You need an environment with psychological safety, where people feel free to express creativity, to experiment, even to fail. A strong error culture is essential: mistakes are a source of learning. They spark initiative.
A healthy organization isn’t one where everyone strictly follows process or sticks to their job description. It’s one where those things are just a starting point — a perimeter to be expanded.
That’s where wellbeing becomes essential — truly feeling good at work. Wellbeing isn’t just about perks or benefits. It means creating the conditions for a workplace that supports holistic wellness — mental, emotional, relational, and physical.
Even the physical space matters: open, welcoming, transparent environments boost wellbeing and collaboration.

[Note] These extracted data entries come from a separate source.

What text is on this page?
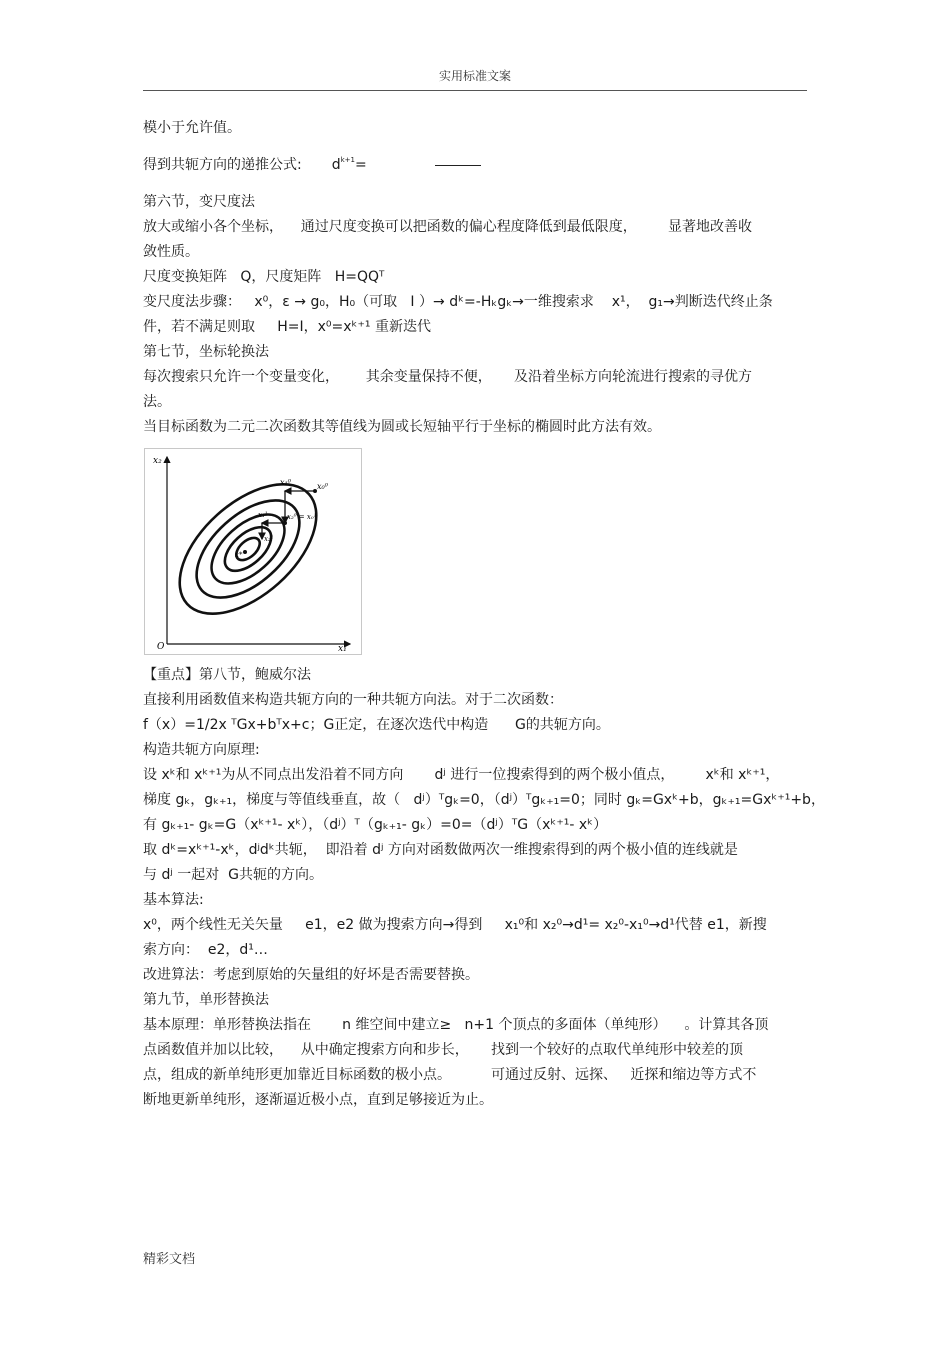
实用标准文案
模小于允许值。
得到共轭方向的递推公式: $d^{k+1}=$
第六节，变尺度法
放大或缩小各个坐标，    通过尺度变换可以把函数的偏心程度降低到最低限度，       显著地改善收
敛性质。
尺度变换矩阵   Q，尺度矩阵   H=QQᵀ
变尺度法步骤：   x⁰，ε → g₀，H₀（可取   I ）→ dᵏ=-Hₖgₖ→一维搜索求    x¹，  g₁→判断迭代终止条
件，若不满足则取     H=I，x⁰=xᵏ⁺¹ 重新迭代
第七节，坐标轮换法
每次搜索只允许一个变量变化，      其余变量保持不便，     及沿着坐标方向轮流进行搜索的寻优方
法。
当目标函数为二元二次函数其等值线为圆或长短轴平行于坐标的椭圆时此方法有效。
x₂
x₁
O
x₀⁰
x₁⁰
x₂⁰ = x₀¹
x₁¹
x₂¹
x*
【重点】第八节，鲍威尔法
直接利用函数值来构造共轭方向的一种共轭方向法。对于二次函数：
f（x）=1/2x ᵀGx+bᵀx+c；G正定，在逐次迭代中构造      G的共轭方向。
构造共轭方向原理:
设 xᵏ和 xᵏ⁺¹为从不同点出发沿着不同方向       dʲ 进行一位搜索得到的两个极小值点，       xᵏ和 xᵏ⁺¹，
梯度 gₖ，gₖ₊₁，梯度与等值线垂直，故（   dʲ）ᵀgₖ=0，（dʲ）ᵀgₖ₊₁=0；同时 gₖ=Gxᵏ+b，gₖ₊₁=Gxᵏ⁺¹+b，
有 gₖ₊₁- gₖ=G（xᵏ⁺¹- xᵏ），（dʲ）ᵀ（gₖ₊₁- gₖ）=0=（dʲ）ᵀG（xᵏ⁺¹- xᵏ）
取 dᵏ=xᵏ⁺¹-xᵏ，dʲdᵏ共轭，  即沿着 dʲ 方向对函数做两次一维搜索得到的两个极小值的连线就是
与 dʲ 一起对  G共轭的方向。
基本算法:
x⁰，两个线性无关矢量     e1，e2 做为搜索方向→得到     x₁⁰和 x₂⁰→d¹= x₂⁰-x₁⁰→d¹代替 e1，新搜
索方向：  e2，d¹…
改进算法：考虑到原始的矢量组的好坏是否需要替换。
第九节，单形替换法
基本原理：单形替换法指在       n 维空间中建立≥   n+1 个顶点的多面体（单纯形）    。计算其各顶
点函数值并加以比较，    从中确定搜索方向和步长，     找到一个较好的点取代单纯形中较差的顶
点，组成的新单纯形更加靠近目标函数的极小点。         可通过反射、远探、   近探和缩边等方式不
断地更新单纯形，逐渐逼近极小点，直到足够接近为止。
精彩文档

Wellbeing is not an add-on. It’s a strategic lever.
At Fastweb, over the past few years, we often asked ourselves how to best use the limited wellbeing budget — which is never enough. So we decided to activate listening mechanisms, asking people directly what mattered most to them.
In some surveys, the theme of caregiving came through very strongly — people caring for loved ones. So we tried to design custom programs that could be tailored to specific needs.
It’s a small example, but I think it really reflects the concept of people centricity.
Let me go back to the idea I mentioned at the start: too often — both personally and managerially — we believe development should be linear and vertical.
But real growth is full of discontinuities, changes in direction, diverse experiences, horizontal moves.
If someone’s an expert in one area, why shouldn’t they be able to switch? Offering new opportunities is how you help them grow — and how you retain them. Changing direction doesn’t mean starting over. It means enriching your path.